Sviluppare competenze digitali concrete e immediatamente applicabili nelle imprese culturali e creative del Centro-Sud Italia; favorire la transizione digitale e il reskilling professionale attraverso l’approccio no-code; formare figure di Citizen Developer capaci di supportare le ICC nell’adozione autonoma di strumenti digitali; accompagnare le organizzazioni partecipanti nello sviluppo di prodotti e servizi digitali innovativi; innovare i modelli di business delle ICC attraverso la sperimentazione di soluzioni digitali co-progettate; ridurre il divario digitale nel settore culturale e creativo, con particolare attenzione alle aree del Centro-Sud.

Approccio e Metodo

NoCode Academy adotta un approccio progressivo e integrato che accompagna i partecipanti attraverso fasi successive di crescita digitale. Si parte dalla mappatura della maturità digitale di ogni organizzazione tramite audit personalizzati, per poi procedere con una formazione per livelli: dai workshop di sensibilizzazione agli atelier pratici sulle piattaforme no-code, fino ai percorsi specialistici per Citizen Developer e ai laboratori di co-progettazione. Il metodo privilegia l’apprendimento esperienziale: ogni strumento viene sperimentato su casi reali. La co-progettazione è il principio guida dei laboratori finali: le soluzioni digitali vengono sviluppate insieme ai beneficiari, con mentor ed esperti che affiancano il processo senza sostituirsi alla creatività e alle esigenze specifiche di ogni ICC.

Attività Realizzate

Roadshow di lancio e reclutamento: 5 tappe fisiche nel Centro-Sud e 5 eventi online via podcast con il coinvolgimento di stakeholder locali per ingaggiare 80 ICC candidate e 120 partecipanti.

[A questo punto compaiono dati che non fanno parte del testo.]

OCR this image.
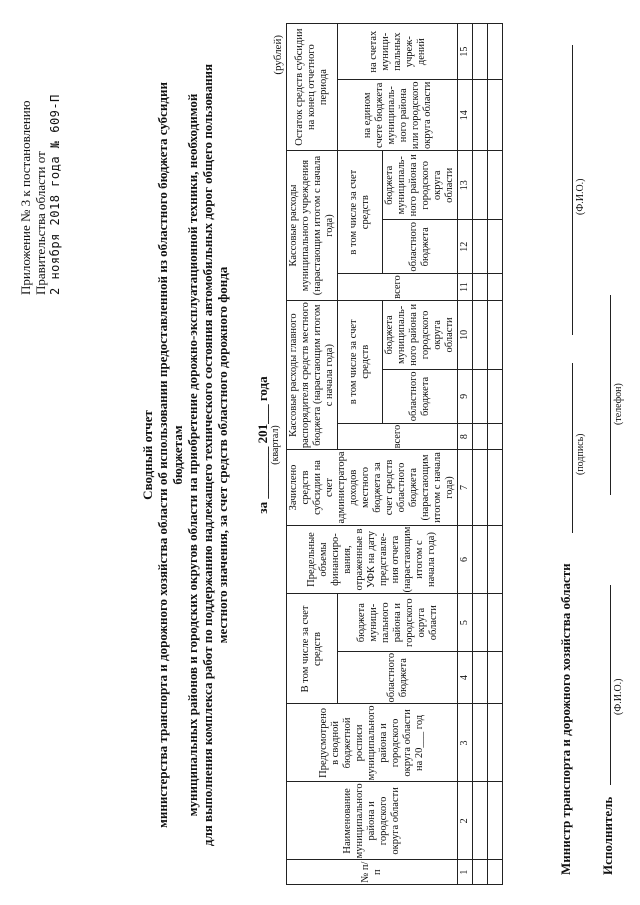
Приложение № 3 к постановлению Правительства области от 2 ноября 2018 года № 609-П
Сводный отчет министерства транспорта и дорожного хозяйства области об использовании предоставленной из областного бюджета субсидии бюджетам муниципальных районов и городских округов области на приобретение дорожно-эксплуатационной техники, необходимой для выполнения комплекса работ по поддержанию надлежащего технического состояния автомобильных дорог общего пользования местного значения, за счет средств областного дорожного фонда за ________ 201___ года (квартал)
(рублей)
№ п/п	Наименование муниципального района и городского округа области	Предусмотрено в сводной бюджетной росписи муниципального района и городского округа области на 20___ год	В том числе за счет средств		Предельные объемы финансиро-вания, отраженные в УФК на дату представле-ния отчета (нарастающим итогом с начала года)	Зачислено средств субсидии на счет администратора доходов местного бюджета за счет средств областного бюджета (нарастающим итогом с начала года)	Кассовые расходы главного распорядителя средств местного бюджета (нарастающим итогом с начала года)			Кассовые расходы муниципального учреждения (нарастающим итогом с начала года)			Остаток средств субсидии на конец отчетного периода	
			областного бюджета	бюджета муници-пального района и городского округа области			всего	в том числе за счет средств		всего	в том числе за счет средств		на едином счете бюджета муниципаль-ного района или городского округа области	на счетах муници-пальных учреж-дений
								областного бюджета	бюджета муниципаль-ного района и городского округа области		областного бюджета	бюджета муниципаль-ного района и городского округа области		
1	2	3	4	5	6	7	8	9	10	11	12	13	14	15

Министр транспорта и дорожного хозяйства области
(подпись)
(Ф.И.О.)
Исполнитель
(Ф.И.О.)
(телефон)
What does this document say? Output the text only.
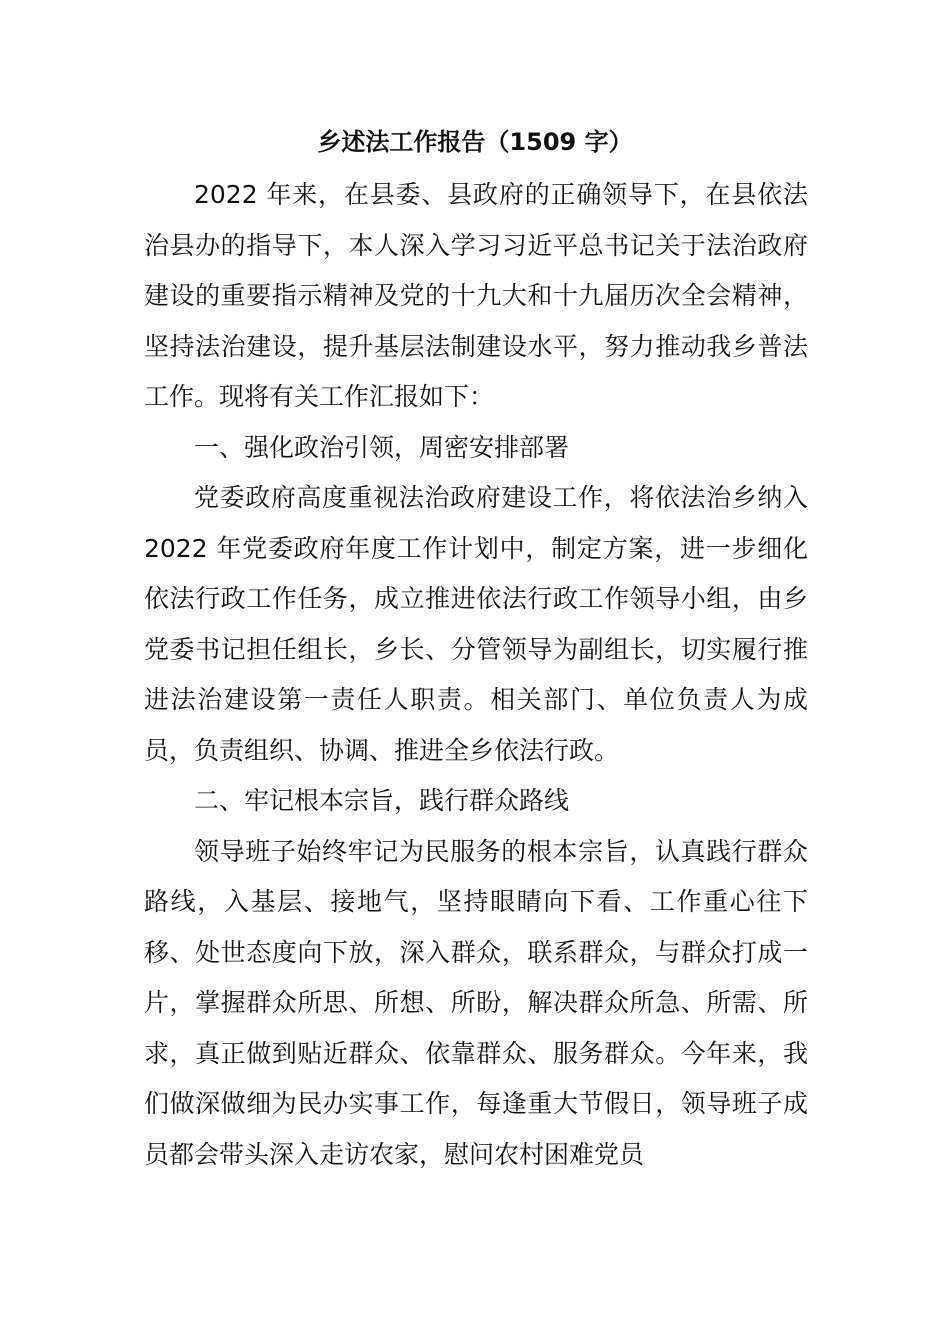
乡述法工作报告（1509 字）

2022 年来，在县委、县政府的正确领导下，在县依法治县办的指导下，本人深入学习习近平总书记关于法治政府建设的重要指示精神及党的十九大和十九届历次全会精神，坚持法治建设，提升基层法制建设水平，努力推动我乡普法工作。现将有关工作汇报如下：

一、强化政治引领，周密安排部署

党委政府高度重视法治政府建设工作，将依法治乡纳入 2022 年党委政府年度工作计划中，制定方案，进一步细化依法行政工作任务，成立推进依法行政工作领导小组，由乡党委书记担任组长，乡长、分管领导为副组长，切实履行推进法治建设第一责任人职责。相关部门、单位负责人为成员，负责组织、协调、推进全乡依法行政。

二、牢记根本宗旨，践行群众路线

领导班子始终牢记为民服务的根本宗旨，认真践行群众路线，入基层、接地气，坚持眼睛向下看、工作重心往下移、处世态度向下放，深入群众，联系群众，与群众打成一片，掌握群众所思、所想、所盼，解决群众所急、所需、所求，真正做到贴近群众、依靠群众、服务群众。今年来，我们做深做细为民办实事工作，每逢重大节假日，领导班子成员都会带头深入走访农家，慰问农村困难党员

Audit digitale e consulenze: audit personalizzato per 30–50 organizzazioni selezionate.

Workshop sulla transizione digitale: 6 incontri tematici (finanza agevolata, blockchain, internazionalizzazione, innovation mindset e prompt design).

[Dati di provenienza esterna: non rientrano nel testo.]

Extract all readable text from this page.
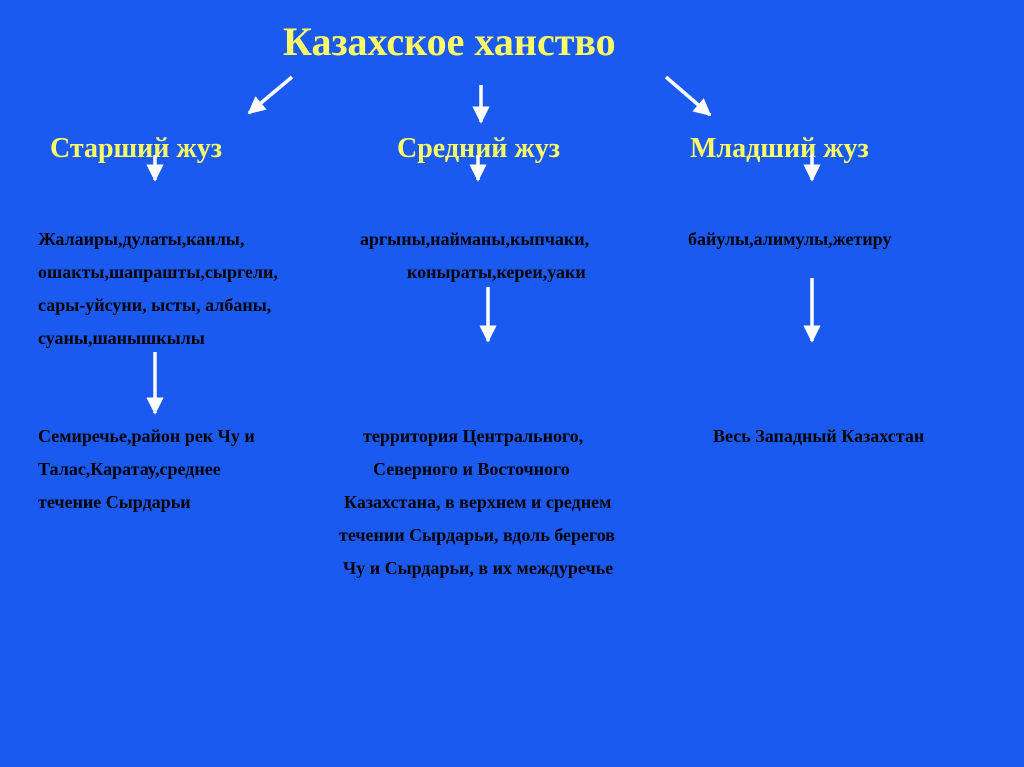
Казахское ханство
Старший жуз	Средний жуз	Младший жуз
Жалаиры,дулаты,канлы,
ошакты,шапрашты,сыргели,
сары-уйсуни, ысты, албаны,
суаны,шанышкылы
аргыны,найманы,кыпчаки,
коныраты,кереи,уаки
байулы,алимулы,жетиру
Семиречье,район рек Чу и
Талас,Каратау,среднее
течение Сырдарьи
территория Центрального,
Северного и Восточного
Казахстана, в верхнем и среднем
течении Сырдарьи, вдоль берегов
Чу и Сырдарьи, в их междуречье
Весь Западный Казахстан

Atelier tematici No Code: 6 atelier pratici su piattaforme come Glide, Bubble, Softr, Adalo, Shopify, WooCommerce e Webflow.

Formazione Citizen Developer: percorsi per 48 figure su Business Application, Digital Product Design, Marketing Automation ed E-commerce.

Laboratori di co-progettazione e hackathon finale: sviluppo di prototipi e workflow (es. fuorirottasocial.it, domusmad.art, borghidigitali.net).

Percorsi di accelerazione individuali (10 percorsi): affiancamento su sviluppo idee, comunicazione, advisory finanziaria e supporto alla prototipazione (PoC e MVP).

Target Coinvolti

Imprese culturali e creative (ICC) del Centro-Sud Italia; professionisti e operatori del settore culturale; associazioni e Ets, festival, studi creativi; aspiranti Citizen Developer.

Risultati e Impatti

Oltre 80 ICC coinvolte nel percorso di selezione e fino a 50 organizzazioni accompagnate nell’audit; 48 Citizen Developer formati con competenze specialistiche; 6 workshop tematici e 6 atelier no-code realizzati, con contenuti in formato video per fruizione continuativa; almeno 7 soluzioni digitali sviluppate dalle ICC durante i laboratori; 10 percorsi di accelerazione intensivi attivati; ridotto il divario digitale nel settore culturale e creativo del Centro-Sud, restituendo autonomia tecnologica a organizzazioni che ne erano prive; costruita una comunità di pratiche attorno all’innovazione digitale no-code nel settore culturale italiano.